Shortly after ceding control to Bishop Murozewa in 1979 (the man whom Mugabe replaced a year later), Smith states:
The sense of urgency was lacking. At our security council meeting the next day, 13 June, the point was again stressed that our black cabinet ministers were not active enough as far as our amnesty plan was concerned. Zindoga was the only one to hold a meeting in the tribal trust lands.
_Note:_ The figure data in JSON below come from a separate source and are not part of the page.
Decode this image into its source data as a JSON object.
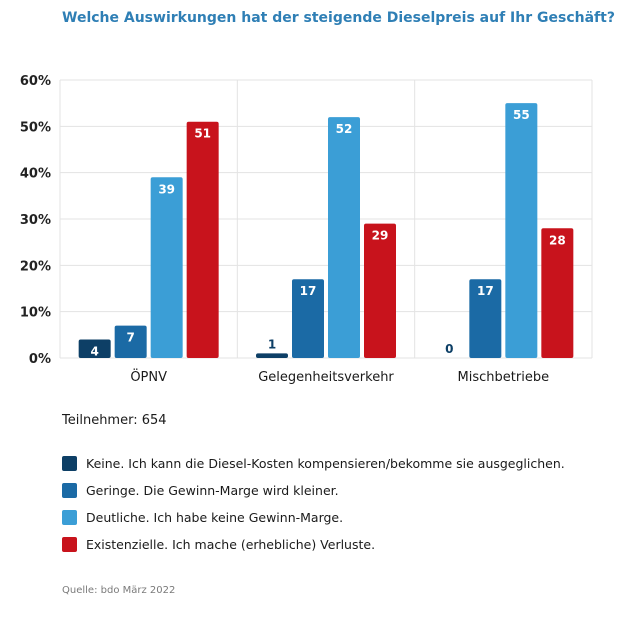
{
  "chart_data": {
    "type": "bar",
    "title": "Welche Auswirkungen hat der steigende Dieselpreis auf Ihr Geschäft?",
    "categories": [
      "ÖPNV",
      "Gelegenheitsverkehr",
      "Mischbetriebe"
    ],
    "series": [
      {
        "name": "Keine. Ich kann die Diesel-Kosten kompensieren/bekomme sie ausgeglichen.",
        "color": "#0d3f66",
        "values": [
          4,
          1,
          0
        ]
      },
      {
        "name": "Geringe. Die Gewinn-Marge wird kleiner.",
        "color": "#1b6aa5",
        "values": [
          7,
          17,
          17
        ]
      },
      {
        "name": "Deutliche. Ich habe keine Gewinn-Marge.",
        "color": "#3b9ed6",
        "values": [
          39,
          52,
          55
        ]
      },
      {
        "name": "Existenzielle. Ich mache (erhebliche) Verluste.",
        "color": "#c8131c",
        "values": [
          51,
          29,
          28
        ]
      }
    ],
    "ylim": [
      0,
      60
    ],
    "yticks": [
      0,
      10,
      20,
      30,
      40,
      50,
      60
    ],
    "ytick_labels": [
      "0%",
      "10%",
      "20%",
      "30%",
      "40%",
      "50%",
      "60%"
    ],
    "xlabel": "",
    "ylabel": "",
    "grid": true,
    "legend_position": "bottom"
  },
  "participants": "Teilnehmer: 654",
  "source": "Quelle: bdo März 2022"
}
The rest were sitting back, enjoying life in their new positions.
Two weeks later, Smith recorded the following in his diary:
It was given headline prominence in The Herald with a big photograph of the new Prime Minister sitting on his throne, dressed up looking like a colorful rooster, and a bantam at that, sitting on a replica of the ox-wagons used by the Pioneer Column when they occupied the country in 1890. I cringed and closed my eyes. Murozewa and his ancestors had not even invented a wheel by the time the white man arrived . . .
On page after page, Smith carefully catalogues the incompetence, corruption, cruelty, and anti-whitism of the black African leaders who had replaced him and his cabinet in the 1980s. You can feel the growing disgust and frustration between the lines, especially when he describes how Mugabe ordered his North Korean-trained soldiers into Matabeleland in 1982, where they proceeded to kill 30,000 people. And the anti-white insults and perfidy from Zimbabwe’s black leadership only increased over time.
Towards the end of The Great Betrayal, Smith lashes out one last time against his enemies and those of his beloved Rhodesia. What he says is both tragic and poignant:
Moreover, in keeping with the incompetence and corruption associated with communism, the economy has collapsed. Inflation and interest rates, which were below 3 per cent in the days of the previous ‘racist regime’, rose to a peak in excess of 40 per cent last year. The Rhodesian dollar was on a par with sterling, worth 100 pence, while today the Zimbabwe dollar is worth five pence. It is difficult to find a black Zimbabwean these days who will not tell you that is standard of living deteriorated since the advent of ‘freedom’ fifteen years ago. There are frequent reports of starving people roaming the countryside in search of wild fruits and seeds to eat in order to maintain life.
When the peasant farmer complains about the unavailability of land, he is told, indeed the whole world is told . . . that his government is having problems with white racist farmers reluctant to part with their land. The truth, of course, is the very opposite. I can take you to a farm which was productive and earning foreign exchange, taken over by government a few years ago, which is now lying unoccupied with derelict and ransacked buildings. There are many such cases, involving more than a million acres.
The final lesson of The Great Betrayal is by far the most important. Rhodesia is gone. Ian Smith is gone. But the mendacious inheritors of both Rhodesia’s black and white enemies remain. They remain in power in Africa, and they remain in power in Western Europe and the United States. Despite the catastrophe that free Africa has become and the darkening West is quickly becoming, they have not wavered one iota from their Leftist ideological roots. And their job is not yet done. What they accomplished in Africa, they plan to replicate across the entire West.
There is no other conclusion to draw: The people who didn’t want whites in charge in Africa in the days of Ian Smith don’t want them in charge anywhere.